Andrea Verri, Leggeri arredi, Transeuropa, Nuova Poetica 3.0, Massa, 2021, 47 p.

Yannick Gouchan
p. 453-456

Texte intégral

1Le jeune Andrea Verri publie son premier recueil après s’être distingué par une thèse de doctorat consacrée à Leonardo Sciascia et plusieurs travaux dont un essai intitulé Per la giustizia in terra. Leonardo Sciascia, Manzoni, Belli e Verga (Art&Print Editrice, 2017).

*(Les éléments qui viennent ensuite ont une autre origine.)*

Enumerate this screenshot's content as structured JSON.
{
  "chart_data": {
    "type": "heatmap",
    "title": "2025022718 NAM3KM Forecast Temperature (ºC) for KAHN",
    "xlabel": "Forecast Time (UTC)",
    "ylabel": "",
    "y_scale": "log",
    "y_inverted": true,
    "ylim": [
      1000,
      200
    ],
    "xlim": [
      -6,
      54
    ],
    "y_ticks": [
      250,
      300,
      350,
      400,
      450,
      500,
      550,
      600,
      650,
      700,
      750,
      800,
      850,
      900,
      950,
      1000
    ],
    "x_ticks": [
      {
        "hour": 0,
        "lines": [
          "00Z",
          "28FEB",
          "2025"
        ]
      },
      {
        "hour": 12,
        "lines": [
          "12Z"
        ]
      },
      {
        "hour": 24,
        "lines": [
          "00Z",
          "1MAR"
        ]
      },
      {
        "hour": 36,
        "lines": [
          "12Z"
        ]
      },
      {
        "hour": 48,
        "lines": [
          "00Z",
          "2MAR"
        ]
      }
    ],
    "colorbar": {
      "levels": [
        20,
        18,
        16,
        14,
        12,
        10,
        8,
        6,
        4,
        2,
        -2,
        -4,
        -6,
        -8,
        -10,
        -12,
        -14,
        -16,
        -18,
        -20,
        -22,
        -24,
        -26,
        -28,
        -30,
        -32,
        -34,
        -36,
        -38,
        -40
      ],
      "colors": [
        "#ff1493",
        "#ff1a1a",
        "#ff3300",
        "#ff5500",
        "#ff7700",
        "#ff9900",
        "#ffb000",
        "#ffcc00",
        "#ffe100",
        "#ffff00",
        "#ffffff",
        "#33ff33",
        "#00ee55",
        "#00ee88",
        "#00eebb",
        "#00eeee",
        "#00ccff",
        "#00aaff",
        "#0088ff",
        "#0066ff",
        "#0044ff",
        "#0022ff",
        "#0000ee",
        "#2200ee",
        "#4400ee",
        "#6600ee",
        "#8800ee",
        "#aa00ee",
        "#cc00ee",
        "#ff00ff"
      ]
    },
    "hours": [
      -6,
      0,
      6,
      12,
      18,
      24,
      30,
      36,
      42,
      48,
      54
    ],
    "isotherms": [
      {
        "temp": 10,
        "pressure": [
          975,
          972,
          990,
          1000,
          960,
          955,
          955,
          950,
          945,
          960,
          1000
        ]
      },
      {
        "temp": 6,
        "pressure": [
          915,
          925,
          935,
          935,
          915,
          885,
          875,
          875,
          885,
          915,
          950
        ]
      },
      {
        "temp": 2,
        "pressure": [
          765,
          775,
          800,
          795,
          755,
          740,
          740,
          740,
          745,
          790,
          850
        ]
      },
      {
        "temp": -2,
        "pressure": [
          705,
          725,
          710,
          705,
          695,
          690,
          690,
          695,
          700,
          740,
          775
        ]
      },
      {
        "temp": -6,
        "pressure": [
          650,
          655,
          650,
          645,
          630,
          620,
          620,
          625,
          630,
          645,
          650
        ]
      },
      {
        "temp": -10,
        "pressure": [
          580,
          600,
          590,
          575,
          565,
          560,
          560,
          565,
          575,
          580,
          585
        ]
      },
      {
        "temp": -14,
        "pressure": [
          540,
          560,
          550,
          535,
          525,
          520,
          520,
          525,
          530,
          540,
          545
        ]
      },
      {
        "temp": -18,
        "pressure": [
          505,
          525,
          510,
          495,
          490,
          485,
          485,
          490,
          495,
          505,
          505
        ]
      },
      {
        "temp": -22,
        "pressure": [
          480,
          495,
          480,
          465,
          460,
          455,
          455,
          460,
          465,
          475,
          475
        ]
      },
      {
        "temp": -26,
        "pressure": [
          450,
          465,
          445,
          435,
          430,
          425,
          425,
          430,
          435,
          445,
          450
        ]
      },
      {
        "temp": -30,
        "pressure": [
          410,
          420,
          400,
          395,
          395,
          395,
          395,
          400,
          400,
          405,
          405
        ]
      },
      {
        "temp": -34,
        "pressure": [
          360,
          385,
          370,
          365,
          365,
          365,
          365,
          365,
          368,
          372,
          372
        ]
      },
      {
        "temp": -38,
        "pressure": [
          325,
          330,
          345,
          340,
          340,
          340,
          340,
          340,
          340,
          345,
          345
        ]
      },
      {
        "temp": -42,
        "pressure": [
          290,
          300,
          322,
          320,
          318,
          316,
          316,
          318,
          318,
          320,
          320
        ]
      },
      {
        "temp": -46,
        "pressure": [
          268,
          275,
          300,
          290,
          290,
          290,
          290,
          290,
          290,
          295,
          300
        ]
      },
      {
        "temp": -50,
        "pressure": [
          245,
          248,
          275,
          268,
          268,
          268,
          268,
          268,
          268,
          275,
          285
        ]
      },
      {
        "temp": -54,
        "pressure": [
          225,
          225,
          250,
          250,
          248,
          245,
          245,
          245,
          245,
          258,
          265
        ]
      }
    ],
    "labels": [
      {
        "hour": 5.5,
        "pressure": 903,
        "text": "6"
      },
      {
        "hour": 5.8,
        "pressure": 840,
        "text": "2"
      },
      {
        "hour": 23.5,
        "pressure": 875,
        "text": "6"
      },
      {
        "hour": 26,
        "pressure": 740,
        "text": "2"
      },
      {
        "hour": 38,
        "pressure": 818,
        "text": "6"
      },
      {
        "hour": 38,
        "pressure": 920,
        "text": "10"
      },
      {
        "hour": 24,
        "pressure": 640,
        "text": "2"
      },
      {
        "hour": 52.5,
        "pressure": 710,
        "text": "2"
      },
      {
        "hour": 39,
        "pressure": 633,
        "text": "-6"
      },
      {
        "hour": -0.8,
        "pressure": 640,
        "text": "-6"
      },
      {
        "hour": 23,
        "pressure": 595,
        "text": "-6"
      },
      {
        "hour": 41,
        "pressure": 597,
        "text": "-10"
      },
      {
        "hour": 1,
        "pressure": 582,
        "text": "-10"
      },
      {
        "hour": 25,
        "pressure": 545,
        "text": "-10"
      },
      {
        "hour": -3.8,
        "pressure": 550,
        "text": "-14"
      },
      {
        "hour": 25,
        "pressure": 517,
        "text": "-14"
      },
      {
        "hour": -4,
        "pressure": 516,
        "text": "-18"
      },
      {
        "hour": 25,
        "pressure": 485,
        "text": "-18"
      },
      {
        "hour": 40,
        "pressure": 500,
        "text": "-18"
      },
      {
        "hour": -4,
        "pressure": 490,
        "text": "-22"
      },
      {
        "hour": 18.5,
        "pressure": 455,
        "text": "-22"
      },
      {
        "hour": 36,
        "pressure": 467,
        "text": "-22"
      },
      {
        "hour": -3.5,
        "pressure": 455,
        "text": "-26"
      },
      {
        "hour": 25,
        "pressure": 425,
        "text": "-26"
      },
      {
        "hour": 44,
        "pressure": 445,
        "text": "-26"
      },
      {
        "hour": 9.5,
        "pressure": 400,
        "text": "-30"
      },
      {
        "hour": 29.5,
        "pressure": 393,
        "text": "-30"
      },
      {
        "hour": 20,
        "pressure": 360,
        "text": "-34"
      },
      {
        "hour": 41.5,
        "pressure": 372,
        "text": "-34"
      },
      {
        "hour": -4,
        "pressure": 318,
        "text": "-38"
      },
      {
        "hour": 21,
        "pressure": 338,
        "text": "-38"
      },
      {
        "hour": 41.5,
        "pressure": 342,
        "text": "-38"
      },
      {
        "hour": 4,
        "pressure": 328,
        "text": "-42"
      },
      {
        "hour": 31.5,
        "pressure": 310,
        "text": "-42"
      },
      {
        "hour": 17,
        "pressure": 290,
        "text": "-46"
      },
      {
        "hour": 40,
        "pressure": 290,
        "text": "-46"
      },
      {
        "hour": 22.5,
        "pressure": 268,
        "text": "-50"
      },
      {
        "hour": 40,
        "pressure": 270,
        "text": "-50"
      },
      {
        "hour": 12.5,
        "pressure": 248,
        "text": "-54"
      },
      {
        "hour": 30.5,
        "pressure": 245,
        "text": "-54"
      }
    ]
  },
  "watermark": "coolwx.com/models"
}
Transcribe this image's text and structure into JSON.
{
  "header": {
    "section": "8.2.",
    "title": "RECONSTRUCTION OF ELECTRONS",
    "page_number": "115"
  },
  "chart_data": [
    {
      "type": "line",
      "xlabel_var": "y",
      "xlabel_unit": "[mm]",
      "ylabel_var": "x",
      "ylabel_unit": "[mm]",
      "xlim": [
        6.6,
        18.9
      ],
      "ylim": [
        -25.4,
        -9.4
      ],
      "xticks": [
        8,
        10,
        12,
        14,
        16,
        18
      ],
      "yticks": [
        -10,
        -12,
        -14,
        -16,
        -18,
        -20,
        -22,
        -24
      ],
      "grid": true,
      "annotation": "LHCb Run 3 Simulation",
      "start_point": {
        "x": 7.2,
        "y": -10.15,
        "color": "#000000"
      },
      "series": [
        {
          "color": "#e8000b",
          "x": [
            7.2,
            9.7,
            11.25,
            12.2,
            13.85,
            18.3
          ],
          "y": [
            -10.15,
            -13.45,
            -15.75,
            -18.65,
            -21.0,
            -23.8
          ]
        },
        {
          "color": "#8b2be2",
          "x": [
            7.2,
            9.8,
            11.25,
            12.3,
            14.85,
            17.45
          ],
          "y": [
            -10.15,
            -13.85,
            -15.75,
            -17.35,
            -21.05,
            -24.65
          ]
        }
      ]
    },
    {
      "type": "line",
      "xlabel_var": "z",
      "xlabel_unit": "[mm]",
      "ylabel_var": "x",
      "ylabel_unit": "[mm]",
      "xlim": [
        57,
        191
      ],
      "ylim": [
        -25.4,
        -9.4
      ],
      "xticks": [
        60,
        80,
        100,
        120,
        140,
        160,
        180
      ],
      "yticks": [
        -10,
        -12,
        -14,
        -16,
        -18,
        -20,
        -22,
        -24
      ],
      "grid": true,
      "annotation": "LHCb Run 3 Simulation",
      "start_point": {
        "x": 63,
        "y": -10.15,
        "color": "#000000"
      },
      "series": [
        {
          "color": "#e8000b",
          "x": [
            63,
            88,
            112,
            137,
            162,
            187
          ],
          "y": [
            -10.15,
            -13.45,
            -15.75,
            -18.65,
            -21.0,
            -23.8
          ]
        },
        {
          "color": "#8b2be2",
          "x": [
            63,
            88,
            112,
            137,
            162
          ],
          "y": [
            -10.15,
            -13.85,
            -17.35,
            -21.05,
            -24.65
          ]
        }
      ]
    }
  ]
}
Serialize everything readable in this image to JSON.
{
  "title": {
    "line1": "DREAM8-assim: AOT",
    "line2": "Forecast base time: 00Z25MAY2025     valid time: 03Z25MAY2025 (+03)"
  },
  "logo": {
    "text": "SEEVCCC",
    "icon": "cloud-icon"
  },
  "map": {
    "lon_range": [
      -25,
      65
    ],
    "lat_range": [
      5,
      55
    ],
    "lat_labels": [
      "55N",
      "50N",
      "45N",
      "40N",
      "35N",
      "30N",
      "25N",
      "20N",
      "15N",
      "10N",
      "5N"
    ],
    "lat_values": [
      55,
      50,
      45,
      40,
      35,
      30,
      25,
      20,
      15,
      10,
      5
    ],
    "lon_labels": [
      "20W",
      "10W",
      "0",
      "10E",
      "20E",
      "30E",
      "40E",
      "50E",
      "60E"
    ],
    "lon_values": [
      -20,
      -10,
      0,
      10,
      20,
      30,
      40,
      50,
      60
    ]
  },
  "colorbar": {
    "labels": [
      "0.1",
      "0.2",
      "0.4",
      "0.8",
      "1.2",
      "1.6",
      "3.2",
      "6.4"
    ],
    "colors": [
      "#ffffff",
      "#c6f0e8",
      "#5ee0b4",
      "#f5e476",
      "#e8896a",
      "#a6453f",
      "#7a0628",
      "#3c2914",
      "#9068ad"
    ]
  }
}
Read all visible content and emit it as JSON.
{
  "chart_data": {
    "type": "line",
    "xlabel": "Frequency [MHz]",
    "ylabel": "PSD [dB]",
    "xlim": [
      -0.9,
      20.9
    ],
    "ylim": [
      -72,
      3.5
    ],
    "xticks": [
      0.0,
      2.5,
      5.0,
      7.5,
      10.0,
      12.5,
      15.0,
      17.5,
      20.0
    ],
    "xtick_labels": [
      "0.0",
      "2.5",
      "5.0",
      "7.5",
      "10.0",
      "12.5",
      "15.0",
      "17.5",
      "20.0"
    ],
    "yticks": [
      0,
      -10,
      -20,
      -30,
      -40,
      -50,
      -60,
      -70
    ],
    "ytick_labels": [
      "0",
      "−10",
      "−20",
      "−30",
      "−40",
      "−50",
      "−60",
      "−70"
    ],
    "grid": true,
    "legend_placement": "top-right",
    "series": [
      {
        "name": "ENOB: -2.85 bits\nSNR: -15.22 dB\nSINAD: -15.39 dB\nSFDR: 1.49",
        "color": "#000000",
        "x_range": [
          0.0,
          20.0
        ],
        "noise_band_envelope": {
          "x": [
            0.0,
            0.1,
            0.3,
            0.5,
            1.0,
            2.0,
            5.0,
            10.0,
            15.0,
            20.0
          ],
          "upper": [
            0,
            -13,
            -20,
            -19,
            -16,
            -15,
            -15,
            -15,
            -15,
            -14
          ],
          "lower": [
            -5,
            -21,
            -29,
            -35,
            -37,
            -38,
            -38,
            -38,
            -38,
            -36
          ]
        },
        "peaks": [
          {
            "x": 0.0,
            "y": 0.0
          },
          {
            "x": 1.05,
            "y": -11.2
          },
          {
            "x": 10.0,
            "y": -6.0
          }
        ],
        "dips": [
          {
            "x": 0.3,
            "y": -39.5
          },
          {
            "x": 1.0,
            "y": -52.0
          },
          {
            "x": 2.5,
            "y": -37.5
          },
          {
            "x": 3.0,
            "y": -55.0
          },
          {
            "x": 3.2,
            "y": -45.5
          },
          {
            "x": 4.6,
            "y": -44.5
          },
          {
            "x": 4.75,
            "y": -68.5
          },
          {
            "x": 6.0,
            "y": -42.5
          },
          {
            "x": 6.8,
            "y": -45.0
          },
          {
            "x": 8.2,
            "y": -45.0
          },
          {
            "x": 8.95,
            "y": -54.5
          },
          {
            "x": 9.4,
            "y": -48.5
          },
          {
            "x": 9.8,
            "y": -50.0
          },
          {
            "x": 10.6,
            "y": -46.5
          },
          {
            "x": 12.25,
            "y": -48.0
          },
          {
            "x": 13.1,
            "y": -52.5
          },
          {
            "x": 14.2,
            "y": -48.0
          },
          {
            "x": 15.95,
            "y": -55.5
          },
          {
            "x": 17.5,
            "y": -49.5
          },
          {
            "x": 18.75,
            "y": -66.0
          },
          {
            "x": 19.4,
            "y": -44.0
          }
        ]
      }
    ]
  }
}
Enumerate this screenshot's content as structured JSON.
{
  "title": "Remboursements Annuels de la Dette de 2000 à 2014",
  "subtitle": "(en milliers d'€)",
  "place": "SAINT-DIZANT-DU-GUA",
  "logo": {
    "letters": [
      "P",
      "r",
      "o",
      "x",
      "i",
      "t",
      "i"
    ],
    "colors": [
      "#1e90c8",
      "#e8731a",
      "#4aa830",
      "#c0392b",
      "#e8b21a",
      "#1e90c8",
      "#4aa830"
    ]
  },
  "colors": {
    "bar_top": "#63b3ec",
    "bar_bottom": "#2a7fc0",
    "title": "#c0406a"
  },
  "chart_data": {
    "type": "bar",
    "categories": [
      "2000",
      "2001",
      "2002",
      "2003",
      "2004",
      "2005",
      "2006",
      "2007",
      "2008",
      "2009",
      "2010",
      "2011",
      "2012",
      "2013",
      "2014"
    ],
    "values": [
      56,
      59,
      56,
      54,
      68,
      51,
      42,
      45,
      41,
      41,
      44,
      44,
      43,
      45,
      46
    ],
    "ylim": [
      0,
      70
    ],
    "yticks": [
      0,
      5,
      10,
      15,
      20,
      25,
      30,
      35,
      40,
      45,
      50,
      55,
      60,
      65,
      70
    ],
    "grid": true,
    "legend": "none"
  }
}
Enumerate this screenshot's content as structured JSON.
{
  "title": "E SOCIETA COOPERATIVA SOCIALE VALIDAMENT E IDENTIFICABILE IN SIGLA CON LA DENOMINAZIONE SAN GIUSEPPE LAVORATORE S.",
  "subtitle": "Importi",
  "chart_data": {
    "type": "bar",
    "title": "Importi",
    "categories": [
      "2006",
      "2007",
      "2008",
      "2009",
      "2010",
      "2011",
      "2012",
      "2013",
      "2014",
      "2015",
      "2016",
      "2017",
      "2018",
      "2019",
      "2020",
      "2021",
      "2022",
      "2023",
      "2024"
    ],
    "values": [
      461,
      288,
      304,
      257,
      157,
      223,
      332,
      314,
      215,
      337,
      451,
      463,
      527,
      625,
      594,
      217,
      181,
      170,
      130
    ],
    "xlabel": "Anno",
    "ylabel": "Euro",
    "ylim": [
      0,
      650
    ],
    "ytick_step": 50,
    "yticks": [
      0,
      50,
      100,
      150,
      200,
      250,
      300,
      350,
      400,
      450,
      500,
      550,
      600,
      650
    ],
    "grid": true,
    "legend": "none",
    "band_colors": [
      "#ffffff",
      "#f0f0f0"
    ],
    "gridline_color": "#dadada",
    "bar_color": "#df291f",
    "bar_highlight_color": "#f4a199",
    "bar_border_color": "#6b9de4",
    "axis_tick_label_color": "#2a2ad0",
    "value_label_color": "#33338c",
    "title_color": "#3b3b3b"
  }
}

2Le recueil Leggeri arredi se présente comme un canzoniere contemporain qui relate, par une série d’éclats mémoriels et sensoriels, la relation amicale entre le je lyrique masculin et un tu indéterminé dont la nature oscille entre l’existence féline (un chat) et des caractéristiques humaines. Une organisation macrotextuelle de 43 poèmes brefs, numérotés et tous intitulés par le mot « frantume », indique plusieurs étapes désordonnées du récit poétique en vers d’une amitié imprécise, située dans la région de Venise et à Venise même, clairement localisée par des toponymes (voir par exemple les frantumi XVII et XXIII). On ne sait pas bien quel est l’âge des deux personnes au cœur du recueil (le je lyrique affirme avoir quarante ans, à la page 30), mais le fait est que le je prépare une « tesi » (p. 16), un travail de recherche vraisemblablement, dans le domaine de la linguistique celtique, et que son ami a l’habitude des livres d’histoire qu’il transporte dans son sac à dos (voir frantume XXV). Entre l’espace intérieur domestique privé et l’espace extérieur public des bars, des pubs, des trains, les poèmes évoquent des moments (ou plus exactement des segments de séquences, des bribes d’un passé récent) d’une amitié fondée sur des gestes, des mouvements, des rapprochements, des paroles échangées avec l’autre (à savoir la seconde personne grammaticale) dont l’interprétation, parfois erronée et ambiguë, pousse vers l’attraction et le désir physique : « eravamo / da subito finiti spalla a spalla, / fianco a fianco, contigui. » (p. 16).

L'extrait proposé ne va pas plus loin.